Blackwells Mills is an unincorporated community and census-designated place (CDP) located in Franklin Township in Somerset County, New Jersey. As of the 2010 U.S. census, the CDP's population was 803.

History
Blackwells Mills is on the east side of the Millstone River in Franklin Township, Somerset County, New Jersey. A mill was built in 1746 by Peter Schenk. His daughter married a Mercer and the mill passed to her family. The mill was purchased by William Blackwell in 1804 with his uncle Capt. Jacob Blackwell.  These men were from nearby Hopewell Township. William Blackwell built a fine Federal period house on the land across the road on the Hillsborough side.  Following Hurricane Floyd, the house was moved westward to higher ground.  It is still standing.   Following the death of William Blackwell in the 1850s, his son John came into possession of the mill.  John Blackwell died early in life, and his widow sold the mill to Augustus VanZant in 1872. On May 31, 1771 the west bank of the Millstone River became  Hillsborough Township, Somerset County, New Jersey.

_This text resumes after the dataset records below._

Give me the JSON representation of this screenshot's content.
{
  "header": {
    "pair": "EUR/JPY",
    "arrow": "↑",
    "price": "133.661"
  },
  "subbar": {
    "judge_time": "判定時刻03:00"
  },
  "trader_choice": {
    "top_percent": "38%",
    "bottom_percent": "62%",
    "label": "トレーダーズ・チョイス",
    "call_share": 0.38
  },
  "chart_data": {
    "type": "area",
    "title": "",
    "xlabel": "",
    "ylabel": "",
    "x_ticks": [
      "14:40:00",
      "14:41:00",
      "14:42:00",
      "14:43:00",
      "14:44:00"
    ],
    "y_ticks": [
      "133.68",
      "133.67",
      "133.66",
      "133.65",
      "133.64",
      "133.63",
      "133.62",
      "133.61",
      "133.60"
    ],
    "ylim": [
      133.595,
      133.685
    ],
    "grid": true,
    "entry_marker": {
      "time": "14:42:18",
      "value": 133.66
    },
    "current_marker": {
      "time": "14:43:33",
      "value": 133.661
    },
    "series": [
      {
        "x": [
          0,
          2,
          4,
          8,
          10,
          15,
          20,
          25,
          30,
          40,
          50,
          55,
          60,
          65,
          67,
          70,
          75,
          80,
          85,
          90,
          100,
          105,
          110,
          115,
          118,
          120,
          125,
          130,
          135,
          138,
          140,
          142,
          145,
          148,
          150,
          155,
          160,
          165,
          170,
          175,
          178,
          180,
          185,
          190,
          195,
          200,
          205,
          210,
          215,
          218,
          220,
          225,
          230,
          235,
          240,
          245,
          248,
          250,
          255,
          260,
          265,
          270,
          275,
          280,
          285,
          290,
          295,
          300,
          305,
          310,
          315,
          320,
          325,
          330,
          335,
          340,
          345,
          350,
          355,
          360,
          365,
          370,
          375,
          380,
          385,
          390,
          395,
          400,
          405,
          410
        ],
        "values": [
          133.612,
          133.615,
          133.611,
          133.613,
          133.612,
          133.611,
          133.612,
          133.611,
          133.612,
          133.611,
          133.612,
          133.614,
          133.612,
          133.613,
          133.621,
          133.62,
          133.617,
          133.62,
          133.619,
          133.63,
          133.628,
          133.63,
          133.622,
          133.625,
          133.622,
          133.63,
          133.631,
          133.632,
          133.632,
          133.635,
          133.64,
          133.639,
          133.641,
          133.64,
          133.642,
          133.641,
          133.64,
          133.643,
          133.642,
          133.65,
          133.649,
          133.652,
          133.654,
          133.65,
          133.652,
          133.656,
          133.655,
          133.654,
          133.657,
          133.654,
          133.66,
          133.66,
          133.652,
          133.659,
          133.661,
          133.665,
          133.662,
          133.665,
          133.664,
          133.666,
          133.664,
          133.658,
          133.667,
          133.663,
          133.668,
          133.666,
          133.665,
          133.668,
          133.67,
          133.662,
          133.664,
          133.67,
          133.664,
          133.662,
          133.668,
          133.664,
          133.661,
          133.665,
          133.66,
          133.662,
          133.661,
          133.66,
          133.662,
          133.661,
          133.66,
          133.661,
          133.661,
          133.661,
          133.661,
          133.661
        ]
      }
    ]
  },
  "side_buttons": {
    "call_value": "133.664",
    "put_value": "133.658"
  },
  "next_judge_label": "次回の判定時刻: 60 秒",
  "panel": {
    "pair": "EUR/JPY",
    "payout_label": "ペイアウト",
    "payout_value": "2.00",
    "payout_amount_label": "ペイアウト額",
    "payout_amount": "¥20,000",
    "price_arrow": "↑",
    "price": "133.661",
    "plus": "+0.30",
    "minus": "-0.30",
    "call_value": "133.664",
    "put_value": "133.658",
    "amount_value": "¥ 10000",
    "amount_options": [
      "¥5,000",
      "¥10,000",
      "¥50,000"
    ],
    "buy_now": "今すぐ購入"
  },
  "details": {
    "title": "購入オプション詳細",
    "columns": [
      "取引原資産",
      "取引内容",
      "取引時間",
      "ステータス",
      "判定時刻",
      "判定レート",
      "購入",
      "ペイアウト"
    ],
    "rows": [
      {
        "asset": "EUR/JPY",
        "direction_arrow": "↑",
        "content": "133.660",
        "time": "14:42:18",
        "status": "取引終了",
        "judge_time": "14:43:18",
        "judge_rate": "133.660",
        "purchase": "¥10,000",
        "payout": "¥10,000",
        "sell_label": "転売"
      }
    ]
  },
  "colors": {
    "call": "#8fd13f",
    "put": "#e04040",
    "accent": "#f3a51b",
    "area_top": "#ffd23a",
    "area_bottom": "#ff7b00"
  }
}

The mill burned down in 1885 and was rebuilt. A major restoration was done in 1943.

Geography
According to the U.S. Census Bureau, Blackwells Mills had a total area of 1.296 square miles (3.356 km2), including 1.222 square miles (3.165 km2) of land and 0.074 square miles (0.191 km2) of water (5.70%).

Demographics

Census 2010

Blackwells Mills Canal House
The Blackwells Mills Canal House, located at Blackwells Mills Road and Canal Road along the Delaware and Raritan Canal, was built , at the same time as the canal. It was constructed to house the bridge tender, who would open the swing bridge when canal boats came through, then close it to allow traffic to cross over the canal. It is a contributing property of the Delaware and Raritan Canal historic district, added to the National Register of Historic Places on May 11, 1973.